Souri en lisant Libérez-vous du Barefoot Doctor (marabout), un adepte de l’acupuncture et du taoïsme, de la méditation et de l’humour anglais (of course !). Si on s’intéresse à la médecine chinoise, on ne sera pas surpris d’apprendre qu’on peut se libérer de ses doutes, de sa timidité en société, de sa peur du cancer, de l’obsession de vouloir trouver une logique à tout, de la colère contre les autres, de ses enfants, de ses parents, en stimulant les reins ou le foie. Alléluia. Les points d’acupuncture sont bien identifiés pour favoriser l’autoguérison.
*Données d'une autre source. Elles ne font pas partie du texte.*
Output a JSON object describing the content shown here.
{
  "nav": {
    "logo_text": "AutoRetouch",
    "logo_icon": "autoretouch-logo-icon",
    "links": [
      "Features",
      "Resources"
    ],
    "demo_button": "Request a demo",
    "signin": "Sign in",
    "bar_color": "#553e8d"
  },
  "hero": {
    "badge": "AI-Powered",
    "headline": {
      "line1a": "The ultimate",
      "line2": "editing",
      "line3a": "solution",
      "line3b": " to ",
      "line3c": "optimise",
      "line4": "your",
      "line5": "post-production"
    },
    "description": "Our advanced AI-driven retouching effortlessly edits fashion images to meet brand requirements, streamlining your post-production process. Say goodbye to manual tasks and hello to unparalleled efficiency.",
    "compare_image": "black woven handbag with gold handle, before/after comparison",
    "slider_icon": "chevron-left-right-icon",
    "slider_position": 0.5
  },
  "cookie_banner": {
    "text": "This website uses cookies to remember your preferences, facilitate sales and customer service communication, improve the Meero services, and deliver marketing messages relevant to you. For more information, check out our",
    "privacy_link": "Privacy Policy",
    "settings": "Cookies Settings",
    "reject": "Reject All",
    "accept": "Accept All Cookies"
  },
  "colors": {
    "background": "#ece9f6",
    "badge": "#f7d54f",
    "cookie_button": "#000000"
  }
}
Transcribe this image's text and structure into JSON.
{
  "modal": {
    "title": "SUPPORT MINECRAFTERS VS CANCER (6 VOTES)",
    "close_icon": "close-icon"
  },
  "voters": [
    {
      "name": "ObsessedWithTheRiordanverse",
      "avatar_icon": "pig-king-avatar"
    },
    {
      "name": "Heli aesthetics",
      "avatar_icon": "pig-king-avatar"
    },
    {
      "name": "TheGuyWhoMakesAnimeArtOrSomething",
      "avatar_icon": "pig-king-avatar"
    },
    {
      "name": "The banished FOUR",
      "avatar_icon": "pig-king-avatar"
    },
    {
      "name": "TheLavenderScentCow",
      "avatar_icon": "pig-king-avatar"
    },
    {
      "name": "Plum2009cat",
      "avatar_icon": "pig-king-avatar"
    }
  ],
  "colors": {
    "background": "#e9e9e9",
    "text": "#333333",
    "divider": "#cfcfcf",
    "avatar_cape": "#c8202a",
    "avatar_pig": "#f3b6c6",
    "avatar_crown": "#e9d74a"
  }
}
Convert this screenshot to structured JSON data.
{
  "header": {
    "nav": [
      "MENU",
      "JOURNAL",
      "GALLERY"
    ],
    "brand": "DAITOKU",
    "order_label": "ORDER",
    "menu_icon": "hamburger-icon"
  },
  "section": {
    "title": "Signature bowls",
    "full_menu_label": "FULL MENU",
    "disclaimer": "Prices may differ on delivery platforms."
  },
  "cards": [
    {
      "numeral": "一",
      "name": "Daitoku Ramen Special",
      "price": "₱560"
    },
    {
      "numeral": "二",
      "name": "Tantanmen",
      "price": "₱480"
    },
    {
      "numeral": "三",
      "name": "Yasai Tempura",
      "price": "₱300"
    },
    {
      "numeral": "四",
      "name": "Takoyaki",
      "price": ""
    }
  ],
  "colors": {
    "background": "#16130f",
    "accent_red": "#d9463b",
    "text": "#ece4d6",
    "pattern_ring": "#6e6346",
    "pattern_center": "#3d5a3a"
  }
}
Noté que la Semaine mondiale de l’allaitement maternel se déroule jusqu’au 7 octobre. Première expérience d’intimité de l’enfance que nous portons en nous. Mais c’est précisément cette intimité, davantage que la fonction nourricière ou l’exposition des mamelles, qui dérange. Allaiter est un acte complexe, à la fois animal et totalement instinctif, rebelle (rien à foutre des tailles de bonnets et des gros lolos), et anticapitaliste. Et sur le site moiaussijallaite.com, Mahée Paiement le rend totalement glamour. On voudrait tous être son bébé…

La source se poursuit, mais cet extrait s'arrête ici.